そして、これらの金融機関も含め、年金、健康保険、民間の保険、ネット上の会員になっているもの、定期的に引き落としがかかっているもの、その他死後の手続きが必要なものをすべて会員番号・ID・パスワードとともにリスト化しておきましょう。
誰に頼むか考えておく
リストをもとに、死後の手続きを誰に行ってもらうか考えましょう。
おひとり様であっても、遠くに兄弟や親族がいる方と、全く身寄りのない方がいると思います。また、内容によっては、親族でなくても友人に頼めるという場合もあるでしょう。

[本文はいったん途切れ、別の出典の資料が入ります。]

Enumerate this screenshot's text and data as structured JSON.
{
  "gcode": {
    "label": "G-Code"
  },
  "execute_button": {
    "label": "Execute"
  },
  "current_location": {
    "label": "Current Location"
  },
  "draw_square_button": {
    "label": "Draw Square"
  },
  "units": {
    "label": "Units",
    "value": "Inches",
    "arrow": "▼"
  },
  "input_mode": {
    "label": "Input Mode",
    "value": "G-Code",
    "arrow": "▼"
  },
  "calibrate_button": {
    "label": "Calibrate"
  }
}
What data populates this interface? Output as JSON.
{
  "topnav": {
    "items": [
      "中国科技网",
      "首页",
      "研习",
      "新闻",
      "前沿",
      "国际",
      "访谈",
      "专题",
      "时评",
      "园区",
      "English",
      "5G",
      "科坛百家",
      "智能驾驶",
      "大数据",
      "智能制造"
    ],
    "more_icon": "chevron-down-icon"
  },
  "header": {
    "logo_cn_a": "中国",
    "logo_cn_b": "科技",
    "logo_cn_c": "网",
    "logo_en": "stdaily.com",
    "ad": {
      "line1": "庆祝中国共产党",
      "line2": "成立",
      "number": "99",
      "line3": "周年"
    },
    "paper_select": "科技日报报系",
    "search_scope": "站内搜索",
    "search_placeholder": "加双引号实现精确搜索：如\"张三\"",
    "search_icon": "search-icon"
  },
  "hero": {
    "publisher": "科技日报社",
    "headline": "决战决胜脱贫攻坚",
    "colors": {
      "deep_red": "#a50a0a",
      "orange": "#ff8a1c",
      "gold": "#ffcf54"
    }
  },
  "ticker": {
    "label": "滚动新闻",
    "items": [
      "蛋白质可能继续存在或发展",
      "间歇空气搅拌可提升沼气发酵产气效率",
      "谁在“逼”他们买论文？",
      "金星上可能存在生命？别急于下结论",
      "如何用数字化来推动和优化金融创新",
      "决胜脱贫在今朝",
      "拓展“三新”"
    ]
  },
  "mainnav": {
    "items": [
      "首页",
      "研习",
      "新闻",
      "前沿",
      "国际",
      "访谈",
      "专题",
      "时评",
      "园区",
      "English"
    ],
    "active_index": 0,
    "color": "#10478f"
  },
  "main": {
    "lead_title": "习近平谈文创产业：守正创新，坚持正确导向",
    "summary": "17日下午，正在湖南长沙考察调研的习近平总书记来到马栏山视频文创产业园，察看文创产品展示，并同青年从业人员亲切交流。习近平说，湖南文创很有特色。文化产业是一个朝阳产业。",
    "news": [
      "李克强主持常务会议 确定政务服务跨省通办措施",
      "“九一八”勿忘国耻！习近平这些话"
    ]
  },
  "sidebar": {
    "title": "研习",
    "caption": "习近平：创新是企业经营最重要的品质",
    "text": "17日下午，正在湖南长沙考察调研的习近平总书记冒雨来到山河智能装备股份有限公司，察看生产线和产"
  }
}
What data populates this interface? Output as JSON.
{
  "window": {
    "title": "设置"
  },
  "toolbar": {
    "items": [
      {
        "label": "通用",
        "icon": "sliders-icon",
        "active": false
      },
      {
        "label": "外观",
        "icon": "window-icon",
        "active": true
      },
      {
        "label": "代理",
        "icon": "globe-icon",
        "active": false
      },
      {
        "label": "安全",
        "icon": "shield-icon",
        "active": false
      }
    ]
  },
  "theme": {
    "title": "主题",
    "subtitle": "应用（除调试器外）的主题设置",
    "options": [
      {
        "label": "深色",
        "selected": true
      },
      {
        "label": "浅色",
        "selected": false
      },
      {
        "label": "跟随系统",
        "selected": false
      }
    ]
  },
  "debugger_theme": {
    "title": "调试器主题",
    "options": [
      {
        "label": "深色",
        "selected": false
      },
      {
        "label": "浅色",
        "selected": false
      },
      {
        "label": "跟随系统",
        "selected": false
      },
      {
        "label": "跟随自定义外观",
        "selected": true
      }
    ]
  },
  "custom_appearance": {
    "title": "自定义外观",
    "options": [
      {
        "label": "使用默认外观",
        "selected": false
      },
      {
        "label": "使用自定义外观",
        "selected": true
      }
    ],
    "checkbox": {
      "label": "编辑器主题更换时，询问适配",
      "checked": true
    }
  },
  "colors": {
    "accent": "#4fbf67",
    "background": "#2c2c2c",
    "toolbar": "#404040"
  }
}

周りに頼めそうな人がいないという場合は、死後事務業者をいくつか調べておきましょう。
エンディングノートを書いておく
そして、いちばん大事なことは、これらの内容をきちんと見える形に書いておくということです。突然、不慮の事故に遭った場合でも、発見してもらいやすい場所にエンディングノートを置いておけば、誰かが発見して、それに則って処理をしてもらえます。
誰に資産を遺すか考えておく
ただし、相続財産については、エンディングノートでは不完全です。エンディングノートは法的効力を持たないため、書き方の形式が決まっている自筆証書遺言または公正証書遺言を作成しておく必要があります。
自分が持っている財産は、死後、法定相続人に相続されます。法定相続人がいない場合は、遺言書で指定がなければ、国庫に入ります。
それで構わないという場合はいいのですが、法定相続人以外に残したいとか、どこか特定の団体に寄付したいというような場合は遺言書が必要です。
今おひとり様でない人も、女性の方が平均寿命が長いので、パートナーとの死別によっておひとり様になることもあります。自分のお金の使い方の一つとしてぜひ考えてみてください。